Mac McDonald makes an impression, never more so than at those wine events where glasses are raised high and noses even higher.
Over six feet, black and — if he's doing his wine spiel — probably dressed in earth-tone overalls and a straw hat, the Windsor, Calif., winemaker quite intentionally looks and sounds nothing like your typical vintner.
"The wine industry has not done a lot to go out and find other wine drinkers beyond the status quo," McDonald says.
One of a handful of African-American winemakers in the nation — California, the largest wine producing state, has just seven — McDonald is convinced that a healthy African-American wine market could exist, if only the wine biz were willing to expand its horizons just a bit.
To that end, there is a sense that his eye-catching entrances are meant to remind the wine community just how closed its borders are. His story, more often than not, is framed as part of a trend of the wine world's newly budding diversity.
"You have to know, in most cases, you're a sore thumb when you go to these events," he says.
Vision Cellars, McDonald's winery, survives on what he puts into the bottle — and on that front, he's had noted success. Since his first released vintage in 1997, McDonald has gotten a hand from some big names in California wine.
He bottles his small-batch pinot noir at Napa's renowned Caymus Vineyards, whose winemaker, Chuck Wagner, helped McDonald get under way in the business. McDonald sources grapes not only from Marin County (itself a rare choice) but from the highly coveted vineyards of Santa Lucia Highlands eminence Gary Franscioni.
The results are apparent. Rounded and full of fruit, Vision's wines hold their own with some of the most well-loved pinot houses in the country, and get reviews to match. They have appeared on wine lists at New York's Per Se and San Francisco's Rubicon.
Mac's shtick certainly doesn't hurt, and the African-styled artwork on his labels catches the eye, but he insists the wine still has to sell on its merits.
"You see a beautiful woman walking across the yard, but if she's got nothing inside her head, there's nothing there," he says.
A taste of BurgundyMcDonald's path to the pinot noir he loves is improbable. Now 62, he was born in 1942 on an East Texas farm near the town of Butler. His first exposure to liquor came from his father, a hunting guide and — as Mac tells it — the state's best moonshiner. His mother, Elbessie, concocted sweet fruit wines.
But his first taste of good wine came when Mac was 12 and a visiting huntsman brought along a bottle of 1952 Burgundy. Mac inevitably includes this whole chain of events into his self-introduction on the road.
Born into a booze-making family, he took his time to get around to crafting wine. He spent more than 32 years working full-time as a laborer and manager for Pacific Gas & Electric, tinkering with wine in the garage for 15 years before going full-time. Vision remains a small operation, with Mac as hands-on vintner and his wife Lil helping on the business side.

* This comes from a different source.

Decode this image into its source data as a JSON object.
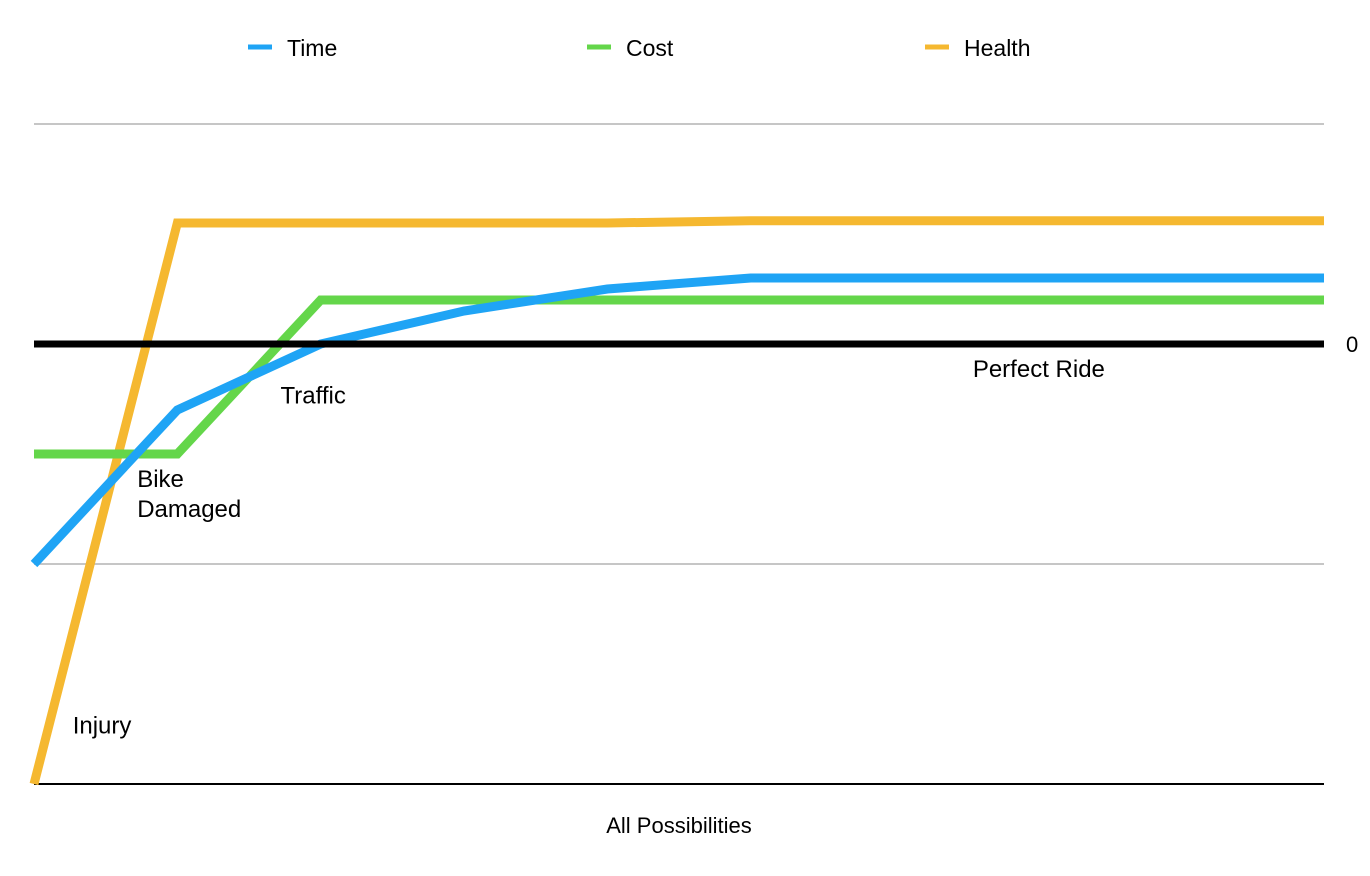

Now he divides his time between making his wine in Sonoma and traveling the country to sell it — from Pittsburgh wine dinners to Alabama country clubs.
His message is not simply that black Americans should be drinking wine (and not just his wine) but that the wine realm needs to examine just how stark its color lines are. A key founder of the Association of African American Vintners, McDonald is, as Wine Spectator columnist James Laube wrote, "the unofficial dean of black winemakers."
'A big step'The difficulty McDonald now faces is getting customers to buy his wine without what the industry calls "hand-selling" — a retailer, or the winemaker himself, touting its virtues. Mac is an untiring enthusiast, but the trick will be to get the wine to sell itself without his presence. McDonald may produce just 2,000 cases annually, but not even he can personally greet every customer.
"He just really puts off a great personality that people attach themselves to, and with that they're attaching themselves to his wine," says Bryan Maletis, a brand manager for Winebow Inc. who distributes Vision Cellars in the Northeast. "But it's a big step to introduce it into the market without his presence here."
Vision's prices have also been a sticking point. By no means do serious drinkers flinch at a $40 pinot, but those bottles usually come from well-established producers.
McDonald has worked with his distributors to drop the price, and with more grapes from small Sonoma vineyards ("backyard wine," he says), his entry-level bottles now begin around $25, even amid top-notch reviews that might justify a price hike.
Quality aside, it's often said you need a good story to sell wine — the boozy equivalent of what old-school marketing types called a "unique selling proposition." Though McDonald hasn't shied away from the hook of being a true minority in a hidebound industry, his vision clearly exists beyond that. Take the label off his wine, and it would taste just as good.
"From where I started in the back woods of Texas ... it's just progress," he says. "When people tell me we haven't made progress in this country, I say, what rock are you crawling out from?"